Czym jest nuda? Dlaczego kojarzy się tak pejoratywnie? Czy może być interesująca? I dlaczego zawitała do galerii sztuki? Zapytałyśmy o to kuratorki projektu, Magdalenę Kreis i Natalię Romaszkan, tworzące duet 3D czyli Dizajn dla Dzieci.
Rodzic w mieście (RwM): Zacznijmy może od Waszych kompetencji w temacie nudy. Czy lubicie i potraficie się nudzić?
Magdalena Kreis (M.K.): Kiedyś nie umiałam, ale się nauczyłam. Sądzę, że to spory sukces 🙂 Myślę też, że udało mi się przewartościować nudę – kiedyś myślałam o niej negatywnie, denerwując się na siebie, że się nudzę. Dziś jest mi łatwiej leżeć i nic nie robić bez wyrzutów sumienia, rozumiejąc, co mi daje taki stan.
Natalia Romaszkan (N.R.): Ja mam z nudą problem, nie umiem znaleźć na nią miejsca, każdy dzień mam zaplanowany z listą. Zawsze mam miejsce na zmianę planów, ale nie na ich zupełne porzucenie 🙂
RwM: Nuda ma we współczesnym świecie zdecydowanie negatywne konotacje. Nie jest dobrze być znudzonym, jeszcze gorzej – nudnym i nudziarzem. Synonimami słowa nuda są bierność, inercja, marazm. Słyszymy również, że ludzie inteligentni się nie nudzą. Wasz najnowszy projekt w BWA Dizajn Wrocław rzuca wyzwanie temu stereotypowemu myśleniu o nudzie. Skąd ten pomysł i potrzeba rozpracowania tematu?

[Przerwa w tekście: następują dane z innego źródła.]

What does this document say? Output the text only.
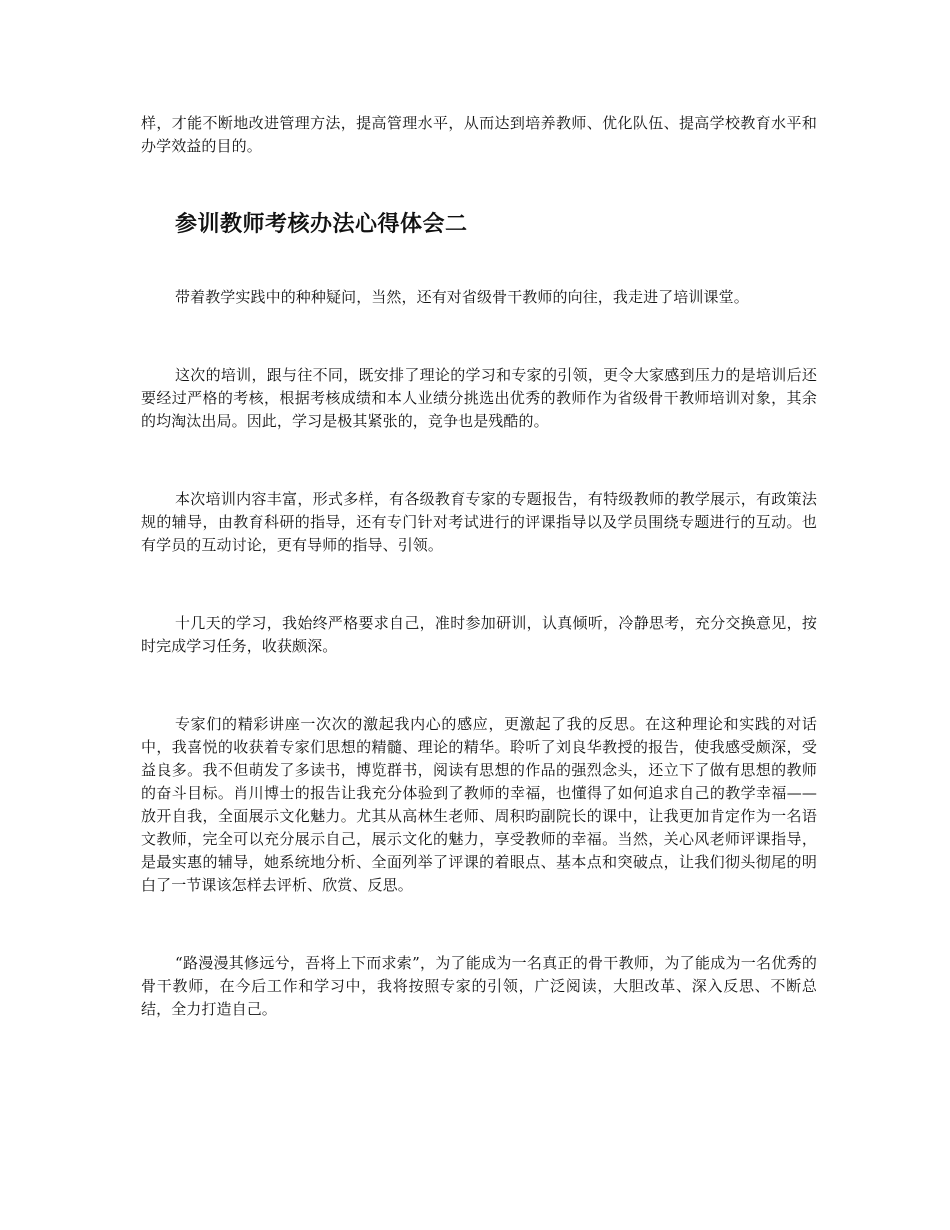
样，才能不断地改进管理方法，提高管理水平，从而达到培养教师、优化队伍、提高学校教育水平和办学效益的目的。

参训教师考核办法心得体会二

带着教学实践中的种种疑问，当然，还有对省级骨干教师的向往，我走进了培训课堂。

这次的培训，跟与往不同，既安排了理论的学习和专家的引领，更令大家感到压力的是培训后还要经过严格的考核，根据考核成绩和本人业绩分挑选出优秀的教师作为省级骨干教师培训对象，其余的均淘汰出局。因此，学习是极其紧张的，竞争也是残酷的。

本次培训内容丰富，形式多样，有各级教育专家的专题报告，有特级教师的教学展示，有政策法规的辅导，由教育科研的指导，还有专门针对考试进行的评课指导以及学员围绕专题进行的互动。也有学员的互动讨论，更有导师的指导、引领。

十几天的学习，我始终严格要求自己，准时参加研训，认真倾听，冷静思考，充分交换意见，按时完成学习任务，收获颇深。

专家们的精彩讲座一次次的激起我内心的感应，更激起了我的反思。在这种理论和实践的对话中，我喜悦的收获着专家们思想的精髓、理论的精华。聆听了刘良华教授的报告，使我感受颇深，受益良多。我不但萌发了多读书，博览群书，阅读有思想的作品的强烈念头，还立下了做有思想的教师的奋斗目标。肖川博士的报告让我充分体验到了教师的幸福，也懂得了如何追求自己的教学幸福——放开自我，全面展示文化魅力。尤其从高林生老师、周积昀副院长的课中，让我更加肯定作为一名语文教师，完全可以充分展示自己，展示文化的魅力，享受教师的幸福。当然，关心风老师评课指导，是最实惠的辅导，她系统地分析、全面列举了评课的着眼点、基本点和突破点，让我们彻头彻尾的明白了一节课该怎样去评析、欣赏、反思。

“路漫漫其修远兮，吾将上下而求索”，为了能成为一名真正的骨干教师，为了能成为一名优秀的骨干教师，在今后工作和学习中，我将按照专家的引领，广泛阅读，大胆改革、深入反思、不断总结，全力打造自己。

M.K.: Pomysł wynika z różnych rozmów, wątków i inspiracji – rozmawialiśmy m.in. o smogu i chowaniu się w galerii przed nim, przenoszeniu placów zabaw do pomieszczeń na czas zimowy, by uchronić się przed zanieczyszczeniem powietrza. W naszych dyskusjach wybrzmiewała też kwestia interaktywności wystaw, stawiania na aktywny odbiór czy wielość bodźców. Nie mówimy, że jest to złe, ale chciałyśmy spróbować zaproponować coś innego, szczególnie rodzicom z dziećmi, którzy wciąż poszukują rozlicznych “atrakcji”. A gdyby tak spróbować czegoś innego, umówić się, że nic nie robimy? Powiedzieć komuś: “umiem się z tobą nudzić” to przecież komplement.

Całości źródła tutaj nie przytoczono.